A Call for Radical Resistance

Imagine, instead, a unified opposition declaring in one voice: We have lost faith in the current electoral and judicial framework due to its capture. We will not legitimise this farce through participation until systemic reforms — independent appointment processes, transparent funding, strict enforcement against inducements, and accountability for institutional bias — are guaranteed. Such a boycott, coupled with mass mobilisation for a “second freedom movement,” would force a national reckoning. It would signal that democracy’s guardians refuse to play a rigged game. Critics will call this undemocratic or destabilising. But clinging to a hollow shell of democracy is more dangerous. History shows that institutions decay not just from external assault but from internal abdication. The opposition’s failure to unite — hampered by ego, regional ambitions, and ideological fragmentation — has been the greatest gift to the forces of centralisation.
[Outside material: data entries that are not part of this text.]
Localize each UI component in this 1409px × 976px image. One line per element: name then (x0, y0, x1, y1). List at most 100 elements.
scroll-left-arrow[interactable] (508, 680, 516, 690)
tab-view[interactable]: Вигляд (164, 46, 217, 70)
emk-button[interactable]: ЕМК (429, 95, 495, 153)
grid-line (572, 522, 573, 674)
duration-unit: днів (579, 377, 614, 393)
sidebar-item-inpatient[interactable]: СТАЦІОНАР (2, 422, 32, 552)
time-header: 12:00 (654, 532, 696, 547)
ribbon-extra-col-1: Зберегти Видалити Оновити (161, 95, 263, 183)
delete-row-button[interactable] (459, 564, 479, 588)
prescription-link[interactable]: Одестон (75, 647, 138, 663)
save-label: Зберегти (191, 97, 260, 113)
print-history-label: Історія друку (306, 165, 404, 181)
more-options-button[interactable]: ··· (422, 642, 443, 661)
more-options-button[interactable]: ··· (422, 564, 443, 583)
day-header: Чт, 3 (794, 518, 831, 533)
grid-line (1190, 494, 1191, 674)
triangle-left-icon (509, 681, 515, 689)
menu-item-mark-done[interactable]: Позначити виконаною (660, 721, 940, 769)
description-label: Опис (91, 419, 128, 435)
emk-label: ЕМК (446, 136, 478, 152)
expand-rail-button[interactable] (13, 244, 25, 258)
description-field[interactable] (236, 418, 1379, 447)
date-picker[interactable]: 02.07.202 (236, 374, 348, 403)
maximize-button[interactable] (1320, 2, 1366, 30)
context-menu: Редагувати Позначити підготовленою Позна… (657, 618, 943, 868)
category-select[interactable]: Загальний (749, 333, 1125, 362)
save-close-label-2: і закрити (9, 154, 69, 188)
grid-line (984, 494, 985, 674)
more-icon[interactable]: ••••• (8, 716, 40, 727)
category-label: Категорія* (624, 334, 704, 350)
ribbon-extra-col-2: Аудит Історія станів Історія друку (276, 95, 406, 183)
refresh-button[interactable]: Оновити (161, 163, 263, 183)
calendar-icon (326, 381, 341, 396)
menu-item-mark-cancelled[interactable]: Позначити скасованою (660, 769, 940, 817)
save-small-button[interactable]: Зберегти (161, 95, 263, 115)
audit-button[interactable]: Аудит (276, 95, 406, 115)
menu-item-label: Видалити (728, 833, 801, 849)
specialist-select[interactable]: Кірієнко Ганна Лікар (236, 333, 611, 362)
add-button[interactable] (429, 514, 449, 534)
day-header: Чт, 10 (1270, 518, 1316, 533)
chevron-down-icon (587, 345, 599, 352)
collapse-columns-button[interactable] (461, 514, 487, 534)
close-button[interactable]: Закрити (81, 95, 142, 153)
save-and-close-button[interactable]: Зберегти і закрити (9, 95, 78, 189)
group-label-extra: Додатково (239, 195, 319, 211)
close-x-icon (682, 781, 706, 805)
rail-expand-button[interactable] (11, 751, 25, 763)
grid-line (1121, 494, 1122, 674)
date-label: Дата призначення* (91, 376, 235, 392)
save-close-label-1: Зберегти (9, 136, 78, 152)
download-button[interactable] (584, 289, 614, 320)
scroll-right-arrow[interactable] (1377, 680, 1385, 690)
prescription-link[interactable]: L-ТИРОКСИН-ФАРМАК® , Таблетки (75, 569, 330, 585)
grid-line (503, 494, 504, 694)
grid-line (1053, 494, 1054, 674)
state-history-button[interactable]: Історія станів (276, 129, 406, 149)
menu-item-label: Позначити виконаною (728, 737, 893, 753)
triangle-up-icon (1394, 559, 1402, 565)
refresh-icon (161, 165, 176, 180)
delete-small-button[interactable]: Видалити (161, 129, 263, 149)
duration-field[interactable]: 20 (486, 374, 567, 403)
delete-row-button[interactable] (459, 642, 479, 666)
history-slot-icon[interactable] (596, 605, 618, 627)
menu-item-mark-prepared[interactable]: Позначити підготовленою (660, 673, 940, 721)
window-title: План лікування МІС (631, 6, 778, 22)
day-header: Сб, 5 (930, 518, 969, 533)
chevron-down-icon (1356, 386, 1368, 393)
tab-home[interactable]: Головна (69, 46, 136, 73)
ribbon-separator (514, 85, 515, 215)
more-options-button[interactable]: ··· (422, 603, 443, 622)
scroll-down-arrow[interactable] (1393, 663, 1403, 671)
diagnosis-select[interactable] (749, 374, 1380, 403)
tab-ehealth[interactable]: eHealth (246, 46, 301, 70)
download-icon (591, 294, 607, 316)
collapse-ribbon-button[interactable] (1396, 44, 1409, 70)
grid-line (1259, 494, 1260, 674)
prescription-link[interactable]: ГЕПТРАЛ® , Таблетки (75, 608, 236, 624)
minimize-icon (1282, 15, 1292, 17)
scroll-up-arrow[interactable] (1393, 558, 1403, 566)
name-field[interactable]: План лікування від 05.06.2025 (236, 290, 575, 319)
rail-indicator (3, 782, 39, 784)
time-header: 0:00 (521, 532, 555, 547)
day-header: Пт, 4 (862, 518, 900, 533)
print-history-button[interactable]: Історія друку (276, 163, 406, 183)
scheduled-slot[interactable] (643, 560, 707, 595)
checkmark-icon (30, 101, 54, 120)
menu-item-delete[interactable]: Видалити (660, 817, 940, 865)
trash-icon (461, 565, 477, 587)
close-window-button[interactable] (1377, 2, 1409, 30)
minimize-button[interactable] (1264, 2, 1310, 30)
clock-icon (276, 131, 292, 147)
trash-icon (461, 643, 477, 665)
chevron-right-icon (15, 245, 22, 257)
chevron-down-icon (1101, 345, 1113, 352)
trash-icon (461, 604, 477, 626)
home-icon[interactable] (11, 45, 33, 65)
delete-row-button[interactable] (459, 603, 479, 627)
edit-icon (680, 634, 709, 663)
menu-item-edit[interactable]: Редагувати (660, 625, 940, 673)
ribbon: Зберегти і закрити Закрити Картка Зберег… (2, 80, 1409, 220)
Rahul Gandhi’s episodic marches and Mamata Banerjee’s fiery rhetoric achieve little without coordinated resolve.

The Path Forward

The consequences of continued drift are dire. An unaccountable executive, a pliant judiciary, a polarised electorate, and compromised polls risk transforming India into a majoritarian electoral autocracy. The “bhakts” — the unquestioning faithful — provide the critical mass, sustained by welfare doles, identity politics, and fear of the “other.” Informed public opinion, constitutional ethics, and evidence-based discourse matter little in this ecosystem. This is not a counsel for violence or anarchy, but for principled non-cooperation with a degraded system. Civil disobedience, nationwide protests, intellectual mobilisation, and refusal to participate in sham processes could reclaim agency. The opposition must move beyond seat-sharing arithmetic to a deeper ideological and institutional critique. They must articulate a positive vision of renewed constitutionalism — one that upholds justice, liberty, and equality without appeasement or majoritarianism. As someone pained by this spectacle, I urge opposition leaders to introspect. Their silence or half-hearted resistance makes them co-architects of institutional demise. The BJP acts according to its convictions; the opposition betrays its own stated ideals by normalising the abnormal. India’s democracy deserves better. The Constitution was born from a freedom movement that challenged an unjust order. Perhaps another such awakening is needed — not against foreign rule, but against the internal subversion of our republican ideals. Only through bold, unified action can we arrest the decay and restore institutions worthy of a great civilisation. The time for half-measures is over. The choice before the opposition is clear: legitimise the erosion or lead the resistance. India’s future hangs in the balance.

Mithilesh Kumar Jha is a concerned citizen and observer of Indian politics based in New Delhi.